12. Op grond van voorgaande wordt geconcludeerd dat niet aannemelijk is geworden dat de bedrijfsactiviteiten van [naam 6] noemenswaardige concurrentie opleveren met die van Healthcity. Ook overigens is niet aannemelijk geworden dat [gedaagde] door de verhuur van het bijgebouw aan [naam 6] tekortschiet in de nakoming van de huurovereenkomst met Healthcity, dan wel onrechtmatig jegens haar handelt waardoor Healthcity schade lijdt. Voorgaande kwalificeert evenmin als slecht verhuurderschap en/of handelen in strijd met de redelijkheid en billijkheid. Dat betekent dat de vordering van Healthcity zal worden afgewezen.

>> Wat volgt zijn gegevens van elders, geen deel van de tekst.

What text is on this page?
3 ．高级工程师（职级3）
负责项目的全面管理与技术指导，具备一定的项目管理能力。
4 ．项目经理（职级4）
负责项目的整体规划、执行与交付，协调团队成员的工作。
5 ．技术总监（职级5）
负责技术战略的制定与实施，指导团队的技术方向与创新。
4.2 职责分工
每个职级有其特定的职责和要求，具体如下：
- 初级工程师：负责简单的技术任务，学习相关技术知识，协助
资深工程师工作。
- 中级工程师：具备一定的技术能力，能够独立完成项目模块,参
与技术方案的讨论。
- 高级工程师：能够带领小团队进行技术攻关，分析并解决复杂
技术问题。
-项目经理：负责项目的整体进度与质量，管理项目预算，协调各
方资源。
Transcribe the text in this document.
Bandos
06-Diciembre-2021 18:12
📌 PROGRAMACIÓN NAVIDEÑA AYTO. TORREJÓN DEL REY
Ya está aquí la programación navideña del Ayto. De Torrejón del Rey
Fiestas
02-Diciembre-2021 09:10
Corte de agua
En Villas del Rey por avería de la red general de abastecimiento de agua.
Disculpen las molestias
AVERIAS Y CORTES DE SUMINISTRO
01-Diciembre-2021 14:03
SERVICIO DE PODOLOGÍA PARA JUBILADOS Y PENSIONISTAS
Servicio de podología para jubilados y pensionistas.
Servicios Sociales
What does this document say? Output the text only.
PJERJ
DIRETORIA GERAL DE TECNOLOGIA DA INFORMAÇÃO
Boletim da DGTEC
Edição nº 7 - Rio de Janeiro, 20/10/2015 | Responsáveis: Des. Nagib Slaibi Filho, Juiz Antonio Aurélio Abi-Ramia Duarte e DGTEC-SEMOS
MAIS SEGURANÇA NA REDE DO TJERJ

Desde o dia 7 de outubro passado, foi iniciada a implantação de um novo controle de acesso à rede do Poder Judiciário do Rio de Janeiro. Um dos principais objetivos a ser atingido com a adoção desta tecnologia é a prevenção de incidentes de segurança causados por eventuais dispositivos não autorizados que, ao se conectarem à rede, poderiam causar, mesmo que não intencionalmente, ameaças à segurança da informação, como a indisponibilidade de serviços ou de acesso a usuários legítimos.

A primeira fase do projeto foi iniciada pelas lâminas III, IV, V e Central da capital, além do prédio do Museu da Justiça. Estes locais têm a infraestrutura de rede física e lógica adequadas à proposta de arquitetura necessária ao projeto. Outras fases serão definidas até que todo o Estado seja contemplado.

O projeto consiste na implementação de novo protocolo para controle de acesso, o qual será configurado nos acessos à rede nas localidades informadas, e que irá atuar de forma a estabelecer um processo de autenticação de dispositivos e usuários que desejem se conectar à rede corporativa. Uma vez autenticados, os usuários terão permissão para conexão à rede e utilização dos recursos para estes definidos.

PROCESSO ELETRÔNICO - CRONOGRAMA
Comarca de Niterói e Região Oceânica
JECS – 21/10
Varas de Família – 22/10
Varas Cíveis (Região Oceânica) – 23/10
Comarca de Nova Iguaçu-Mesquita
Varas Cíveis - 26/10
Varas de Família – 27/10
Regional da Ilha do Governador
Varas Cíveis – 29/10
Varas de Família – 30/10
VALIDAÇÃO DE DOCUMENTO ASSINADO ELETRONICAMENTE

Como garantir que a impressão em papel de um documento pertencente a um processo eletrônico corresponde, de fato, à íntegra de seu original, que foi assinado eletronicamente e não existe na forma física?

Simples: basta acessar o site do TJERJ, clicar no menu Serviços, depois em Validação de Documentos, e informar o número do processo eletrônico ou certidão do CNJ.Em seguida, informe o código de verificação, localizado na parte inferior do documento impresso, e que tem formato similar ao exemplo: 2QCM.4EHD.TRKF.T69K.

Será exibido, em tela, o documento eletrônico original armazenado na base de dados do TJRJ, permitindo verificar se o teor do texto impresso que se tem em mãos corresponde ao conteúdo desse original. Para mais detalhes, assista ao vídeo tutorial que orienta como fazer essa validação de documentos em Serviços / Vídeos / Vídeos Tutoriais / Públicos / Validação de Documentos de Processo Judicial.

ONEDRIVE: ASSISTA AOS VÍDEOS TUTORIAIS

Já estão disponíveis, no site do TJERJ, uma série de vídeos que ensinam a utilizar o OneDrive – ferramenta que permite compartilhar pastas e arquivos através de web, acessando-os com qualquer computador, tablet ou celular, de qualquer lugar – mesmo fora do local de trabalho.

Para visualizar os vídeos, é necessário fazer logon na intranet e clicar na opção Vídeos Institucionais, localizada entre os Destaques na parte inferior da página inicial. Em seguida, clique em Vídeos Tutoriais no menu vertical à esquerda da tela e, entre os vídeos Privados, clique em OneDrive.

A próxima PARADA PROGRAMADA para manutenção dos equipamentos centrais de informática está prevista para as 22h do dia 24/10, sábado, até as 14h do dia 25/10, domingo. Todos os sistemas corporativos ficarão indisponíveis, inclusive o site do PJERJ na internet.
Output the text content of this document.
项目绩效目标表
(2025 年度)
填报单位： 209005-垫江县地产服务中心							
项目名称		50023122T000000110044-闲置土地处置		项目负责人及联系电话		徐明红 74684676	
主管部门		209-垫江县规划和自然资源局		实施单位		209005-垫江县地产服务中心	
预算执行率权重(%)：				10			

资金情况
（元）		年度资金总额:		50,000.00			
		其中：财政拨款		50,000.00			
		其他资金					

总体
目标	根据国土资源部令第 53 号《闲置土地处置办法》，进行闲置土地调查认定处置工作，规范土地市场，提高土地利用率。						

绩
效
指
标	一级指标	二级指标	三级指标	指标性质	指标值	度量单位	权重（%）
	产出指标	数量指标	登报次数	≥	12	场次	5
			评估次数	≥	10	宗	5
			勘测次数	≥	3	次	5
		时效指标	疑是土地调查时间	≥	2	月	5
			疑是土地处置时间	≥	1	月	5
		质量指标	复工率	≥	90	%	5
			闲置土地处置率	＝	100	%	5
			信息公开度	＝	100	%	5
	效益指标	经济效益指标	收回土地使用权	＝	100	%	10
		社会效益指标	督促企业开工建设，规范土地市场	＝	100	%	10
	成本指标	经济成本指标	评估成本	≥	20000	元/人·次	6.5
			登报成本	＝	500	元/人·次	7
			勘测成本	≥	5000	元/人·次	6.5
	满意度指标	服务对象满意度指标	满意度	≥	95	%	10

12. Healthcity wordt als de in het ongelijk gestelde partij met de proceskosten belast.

BESLISSING

De kantonrechter:
wijst de vorderingen van Healthcity af;
veroordeelt Healthcity in de proceskosten, aan de zijde van [gedaagde] tot op heden begroot op € 480,- aan salaris van haar gemachtigde en tevens tot betaling van een bedrag van € 60,00 aan nasalaris, alsmede tot betaling van een bedrag van € 68,00 en de explootkosten van betekening van het vonnis, onder de voorwaarde dat Healthcity niet binnen veertien dagen na aanschrijving tot nakoming volledig aan de proceskostenveroordeling heeft voldaan en betekening van het vonnis eerst na veertien dagen na aanschrijving heeft plaatsgevonden, een en ander, voor zover van toepassing, inclusief BTW;
verklaart de veroordelingen in dit vonnis uitvoerbaar bij voorraad.
Aldus gewezen door mr. C.L.J.M. de Waal, kantonrechter, en uitgesproken ter openbare terechtzitting van 30 november 2020 in tegenwoordigheid van de griffier.